Page MenuHomePhabricator

[Codegen] TargetLowering::SimplifySetCC(): omit urem when possible
ClosedPublic

Authored by lebedev.ri on Jun 16 2019, 3:24 PM.

Details

Summary

This addresses the regression that is being exposed by D50222 in test/CodeGen/X86/jump_sign.ll
The missing fold, at least partially, looks trivial:
https://rise4fun.com/Alive/Zsln
i.e. if we are comparing with zero, and comparing the urem-by-non-power-of-two,
and the urem is of something that may at most have a single bit set (or no bits set at all),
the urem is not needed.

Diff Detail

Repository
rL LLVM

Event Timeline

Thanks, you fixed it!

Can you add some new explicit tests for this fold?

+Standalone test coverage

xbolva00 accepted this revision.Jun 17 2019, 3:22 AM

Looks fine.

Thanks for alive proof as well!

This revision is now accepted and ready to land.Jun 17 2019, 3:22 AM
spatel accepted this revision.Jun 17 2019, 11:06 AM

LGTM. I have no idea if it's worth the trade-off, but we could do this sooner in IR (instcombine) instead of or in addition to SDAG?

Thank you for the reviews.

LGTM. I have no idea if it's worth the trade-off, but we could do this sooner in IR (instcombine) instead of or in addition to SDAG?

Indeed, this fold is missed in middle-end too, but the regression at hand is in back-end test,
so i'm not sure if we should just hand-wave and only fix it in middle-end.
Also, where should the middle-end fix be?
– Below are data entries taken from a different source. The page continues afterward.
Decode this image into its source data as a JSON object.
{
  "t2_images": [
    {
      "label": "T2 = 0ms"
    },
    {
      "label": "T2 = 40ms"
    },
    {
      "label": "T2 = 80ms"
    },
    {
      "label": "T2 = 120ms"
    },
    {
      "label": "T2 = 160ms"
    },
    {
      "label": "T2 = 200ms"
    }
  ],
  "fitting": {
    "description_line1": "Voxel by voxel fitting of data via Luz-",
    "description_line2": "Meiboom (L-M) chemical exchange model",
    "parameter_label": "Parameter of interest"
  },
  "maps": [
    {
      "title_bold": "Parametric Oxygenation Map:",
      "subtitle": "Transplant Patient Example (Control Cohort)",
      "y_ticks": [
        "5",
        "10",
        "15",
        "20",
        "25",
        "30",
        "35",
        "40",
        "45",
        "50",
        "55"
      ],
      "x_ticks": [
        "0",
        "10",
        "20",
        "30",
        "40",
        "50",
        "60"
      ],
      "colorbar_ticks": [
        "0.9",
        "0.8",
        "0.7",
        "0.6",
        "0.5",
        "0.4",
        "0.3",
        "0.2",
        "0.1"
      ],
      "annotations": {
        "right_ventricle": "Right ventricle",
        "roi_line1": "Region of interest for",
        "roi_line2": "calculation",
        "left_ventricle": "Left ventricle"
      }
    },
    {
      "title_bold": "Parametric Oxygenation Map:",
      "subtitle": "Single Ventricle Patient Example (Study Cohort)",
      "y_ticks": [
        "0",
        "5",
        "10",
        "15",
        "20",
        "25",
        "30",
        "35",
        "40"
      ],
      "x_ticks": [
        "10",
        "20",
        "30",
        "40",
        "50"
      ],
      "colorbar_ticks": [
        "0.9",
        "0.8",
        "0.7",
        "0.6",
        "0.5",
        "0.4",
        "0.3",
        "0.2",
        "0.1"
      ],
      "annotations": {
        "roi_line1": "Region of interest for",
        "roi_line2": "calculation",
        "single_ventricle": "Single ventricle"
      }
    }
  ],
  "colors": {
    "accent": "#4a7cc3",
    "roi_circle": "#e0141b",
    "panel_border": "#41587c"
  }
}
Again InstCombine?

I'm also not sure if this is the best approach, the fold doesn't care *where* those bits are,
it only cares about the *count* of ones, and is thus easily defeated by shift operations,
as it is seen from tests.

Thank you for the reviews.

LGTM. I have no idea if it's worth the trade-off, but we could do this sooner in IR (instcombine) instead of or in addition to SDAG?
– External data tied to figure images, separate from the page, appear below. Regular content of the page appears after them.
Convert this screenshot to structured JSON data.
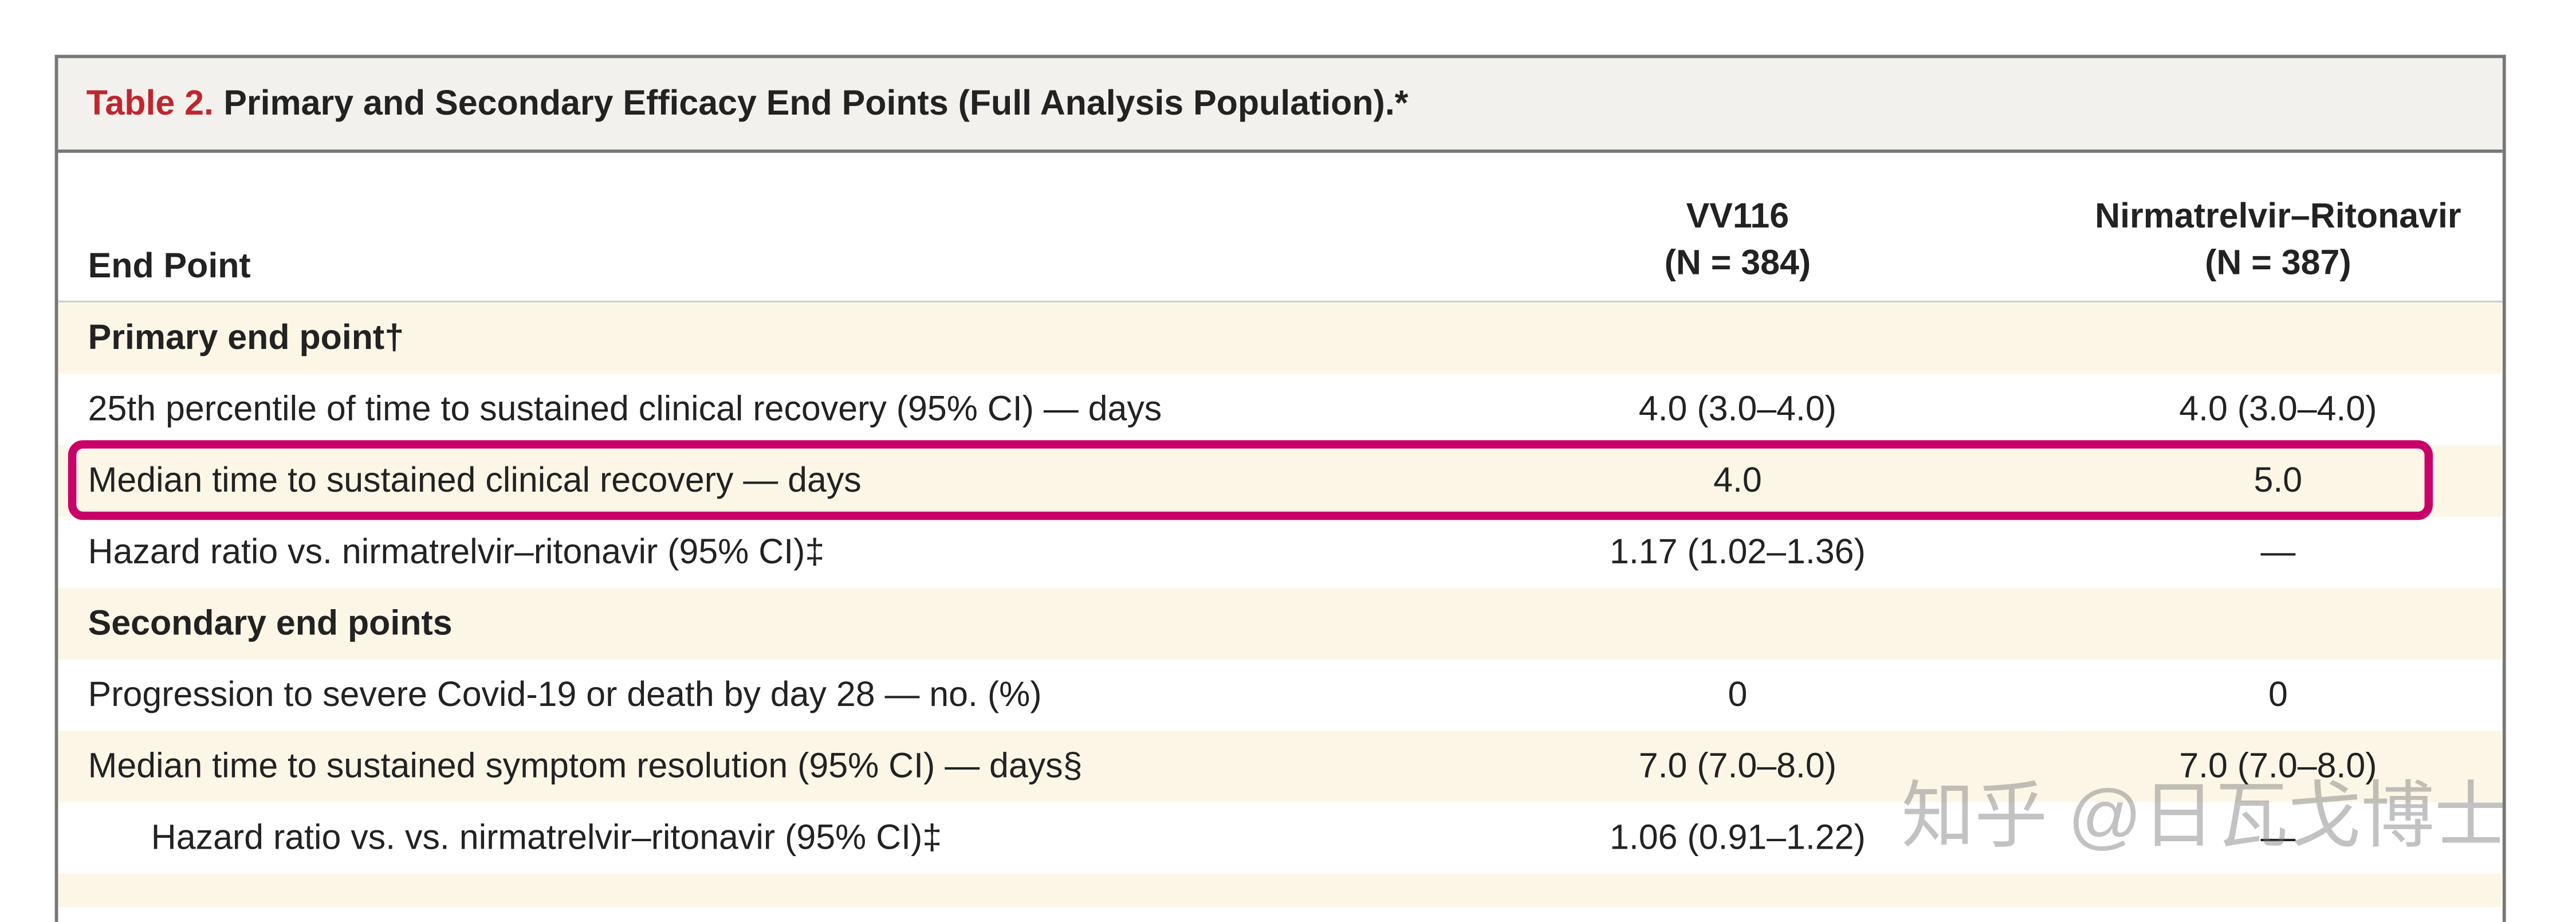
{
  "title": {
    "label": "Table 2.",
    "text": "Primary and Secondary Efficacy End Points (Full Analysis Population).*"
  },
  "table": {
    "header": [
      "End Point",
      "VV116",
      "(N = 384)",
      "Nirmatrelvir–Ritonavir",
      "(N = 387)"
    ],
    "rows": [
      [
        "Primary end point†"
      ],
      [
        "25th percentile of time to sustained clinical recovery (95% CI) — days",
        "4.0 (3.0–4.0)",
        "4.0 (3.0–4.0)"
      ],
      [
        "Median time to sustained clinical recovery — days",
        "4.0",
        "5.0"
      ],
      [
        "Hazard ratio vs. nirmatrelvir–ritonavir (95% CI)‡",
        "1.17 (1.02–1.36)",
        "—"
      ],
      [
        "Secondary end points"
      ],
      [
        "Progression to severe Covid-19 or death by day 28 — no. (%)",
        "0",
        "0"
      ],
      [
        "Median time to sustained symptom resolution (95% CI) — days§",
        "7.0 (7.0–8.0)",
        "7.0 (7.0–8.0)"
      ],
      [
        "Hazard ratio vs. vs. nirmatrelvir–ritonavir (95% CI)‡",
        "1.06 (0.91–1.22)",
        "—"
      ]
    ]
  },
  "watermark": "知乎 @日瓦戈博士"
}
Indeed, this fold is missed in middle-end too, but the regression at hand is in back-end test,
so i'm not sure if we should just hand-wave and only fix it in middle-end.
Also, where should the middle-end fix be? Again InstCombine?
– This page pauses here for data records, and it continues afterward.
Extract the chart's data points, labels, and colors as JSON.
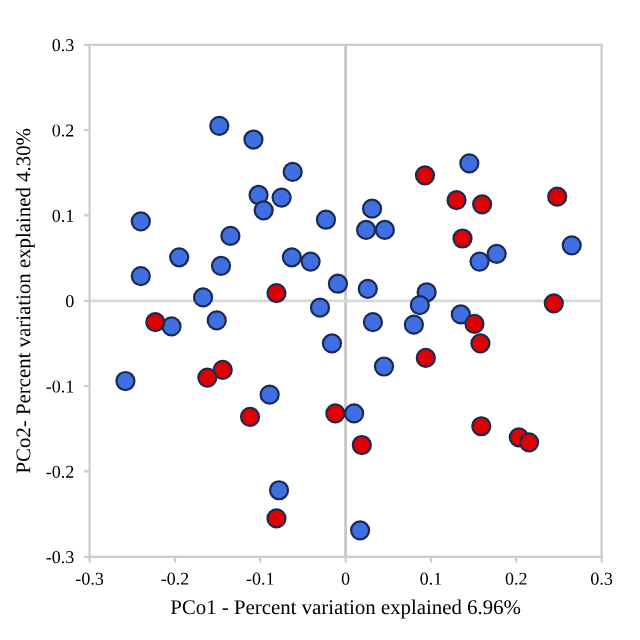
{
  "chart_data": {
    "type": "scatter",
    "xlabel": "PCo1 - Percent variation explained 6.96%",
    "ylabel": "PCo2- Percent variation explained 4.30%",
    "xlim": [
      -0.3,
      0.3
    ],
    "ylim": [
      -0.3,
      0.3
    ],
    "xticks": [
      -0.3,
      -0.2,
      -0.1,
      0,
      0.1,
      0.2,
      0.3
    ],
    "yticks": [
      -0.3,
      -0.2,
      -0.1,
      0,
      0.1,
      0.2,
      0.3
    ],
    "grid": false,
    "legend": false,
    "marker": "circle",
    "ref_lines": [
      {
        "axis": "x",
        "value": 0,
        "color": "#c8c8c8"
      },
      {
        "axis": "y",
        "value": 0,
        "color": "#d8d8d8"
      }
    ],
    "series": [
      {
        "color": "#3f6fe0",
        "x": [
          -0.148,
          -0.108,
          -0.062,
          -0.102,
          -0.075,
          -0.096,
          -0.24,
          -0.023,
          -0.135,
          -0.195,
          -0.063,
          -0.041,
          -0.146,
          -0.24,
          -0.009,
          -0.167,
          0.145,
          0.031,
          0.024,
          0.046,
          0.157,
          0.177,
          0.265,
          0.026,
          0.095,
          -0.03,
          -0.204,
          -0.151,
          -0.016,
          -0.258,
          -0.089,
          -0.078,
          0.087,
          0.135,
          0.032,
          0.08,
          0.045,
          0.01,
          0.017
        ],
        "values": [
          0.205,
          0.189,
          0.151,
          0.124,
          0.121,
          0.106,
          0.093,
          0.095,
          0.076,
          0.051,
          0.051,
          0.046,
          0.041,
          0.029,
          0.02,
          0.004,
          0.161,
          0.108,
          0.083,
          0.083,
          0.046,
          0.055,
          0.065,
          0.014,
          0.01,
          -0.008,
          -0.03,
          -0.023,
          -0.05,
          -0.094,
          -0.11,
          -0.222,
          -0.005,
          -0.016,
          -0.025,
          -0.028,
          -0.077,
          -0.132,
          -0.269
        ]
      },
      {
        "color": "#e00000",
        "x": [
          -0.081,
          0.093,
          0.13,
          0.16,
          0.248,
          0.137,
          -0.223,
          -0.144,
          -0.162,
          -0.112,
          -0.012,
          -0.081,
          0.244,
          0.151,
          0.158,
          0.094,
          0.019,
          0.159,
          0.203,
          0.215
        ],
        "values": [
          0.009,
          0.147,
          0.118,
          0.113,
          0.122,
          0.073,
          -0.025,
          -0.081,
          -0.09,
          -0.136,
          -0.132,
          -0.255,
          -0.003,
          -0.027,
          -0.05,
          -0.067,
          -0.169,
          -0.147,
          -0.16,
          -0.166
        ]
      }
    ]
  }
}
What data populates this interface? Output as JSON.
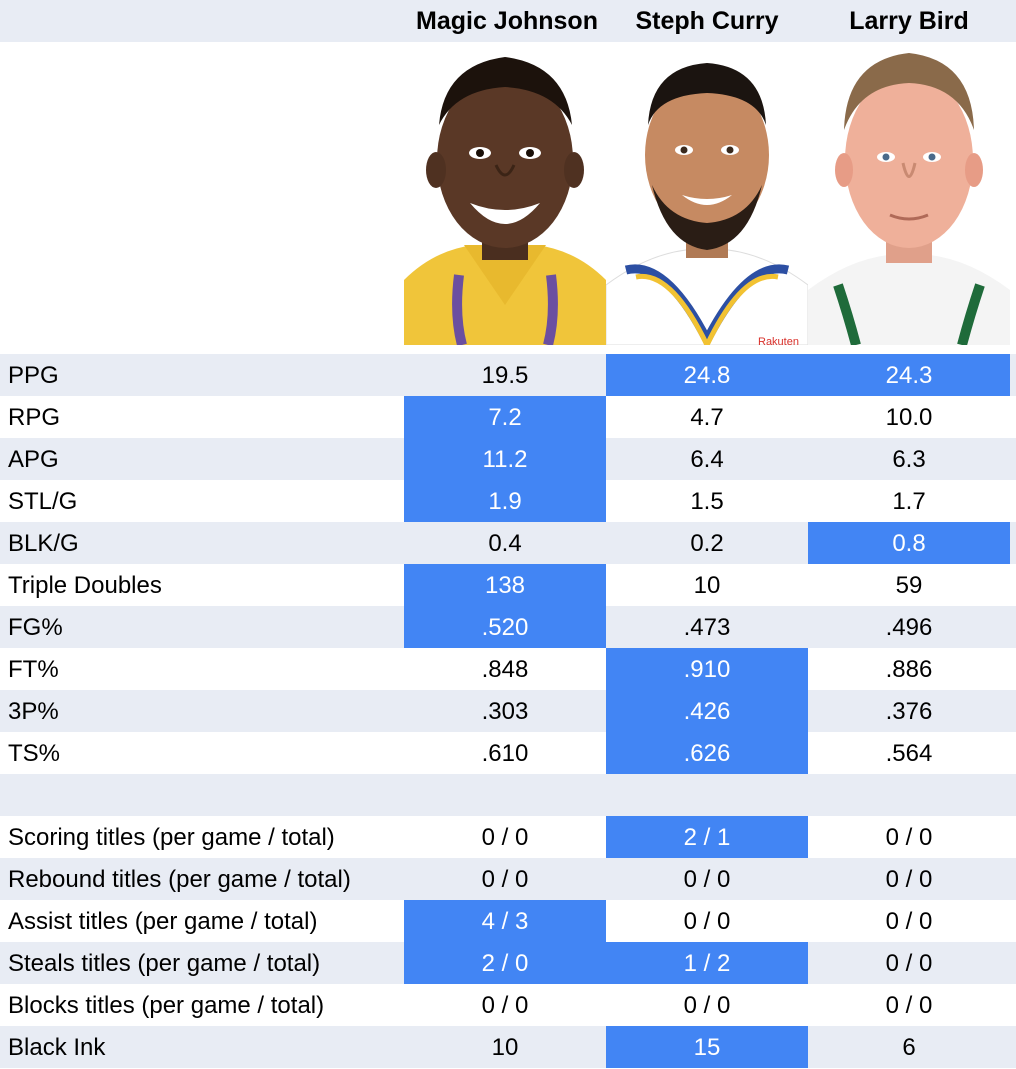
{
  "players": [
    {
      "name": "Magic Johnson",
      "photo": "magic-johnson-photo"
    },
    {
      "name": "Steph Curry",
      "photo": "steph-curry-photo",
      "jersey_text": "Rakuten"
    },
    {
      "name": "Larry Bird",
      "photo": "larry-bird-photo"
    }
  ],
  "colors": {
    "highlight": "#4285f4",
    "stripe": "#e8ecf4",
    "highlight_text": "#ffffff"
  },
  "chart_data": {
    "type": "table",
    "columns": [
      "",
      "Magic Johnson",
      "Steph Curry",
      "Larry Bird"
    ],
    "rows": [
      {
        "label": "PPG",
        "values": [
          "19.5",
          "24.8",
          "24.3"
        ],
        "highlight": [
          false,
          true,
          true
        ]
      },
      {
        "label": "RPG",
        "values": [
          "7.2",
          "4.7",
          "10.0"
        ],
        "highlight": [
          true,
          false,
          false
        ]
      },
      {
        "label": "APG",
        "values": [
          "11.2",
          "6.4",
          "6.3"
        ],
        "highlight": [
          true,
          false,
          false
        ]
      },
      {
        "label": "STL/G",
        "values": [
          "1.9",
          "1.5",
          "1.7"
        ],
        "highlight": [
          true,
          false,
          false
        ]
      },
      {
        "label": "BLK/G",
        "values": [
          "0.4",
          "0.2",
          "0.8"
        ],
        "highlight": [
          false,
          false,
          true
        ]
      },
      {
        "label": "Triple Doubles",
        "values": [
          "138",
          "10",
          "59"
        ],
        "highlight": [
          true,
          false,
          false
        ]
      },
      {
        "label": "FG%",
        "values": [
          ".520",
          ".473",
          ".496"
        ],
        "highlight": [
          true,
          false,
          false
        ]
      },
      {
        "label": "FT%",
        "values": [
          ".848",
          ".910",
          ".886"
        ],
        "highlight": [
          false,
          true,
          false
        ]
      },
      {
        "label": "3P%",
        "values": [
          ".303",
          ".426",
          ".376"
        ],
        "highlight": [
          false,
          true,
          false
        ]
      },
      {
        "label": "TS%",
        "values": [
          ".610",
          ".626",
          ".564"
        ],
        "highlight": [
          false,
          true,
          false
        ]
      },
      {
        "label": "",
        "values": [
          "",
          "",
          ""
        ],
        "highlight": [
          false,
          false,
          false
        ]
      },
      {
        "label": "Scoring titles (per game / total)",
        "values": [
          "0 / 0",
          "2 / 1",
          "0 / 0"
        ],
        "highlight": [
          false,
          true,
          false
        ]
      },
      {
        "label": "Rebound titles (per game / total)",
        "values": [
          "0 / 0",
          "0 / 0",
          "0 / 0"
        ],
        "highlight": [
          false,
          false,
          false
        ]
      },
      {
        "label": "Assist titles (per game / total)",
        "values": [
          "4 / 3",
          "0 / 0",
          "0 / 0"
        ],
        "highlight": [
          true,
          false,
          false
        ]
      },
      {
        "label": "Steals titles (per game / total)",
        "values": [
          "2 / 0",
          "1 / 2",
          "0 / 0"
        ],
        "highlight": [
          true,
          true,
          false
        ]
      },
      {
        "label": "Blocks titles (per game / total)",
        "values": [
          "0 / 0",
          "0 / 0",
          "0 / 0"
        ],
        "highlight": [
          false,
          false,
          false
        ]
      },
      {
        "label": "Black Ink",
        "values": [
          "10",
          "15",
          "6"
        ],
        "highlight": [
          false,
          true,
          false
        ]
      }
    ]
  }
}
Yep, yet another clause under InstCombiner::visitICmpInst().

I'm also not sure if this is the best approach, the fold doesn't care *where* those bits are,
it only cares about the *count* of ones, and is thus easily defeated by shift operations,
as it is seen from tests.

True, although without some real-world evidence that this matters, I'd say "good enough". :)

This revision was automatically updated to reflect the committed changes.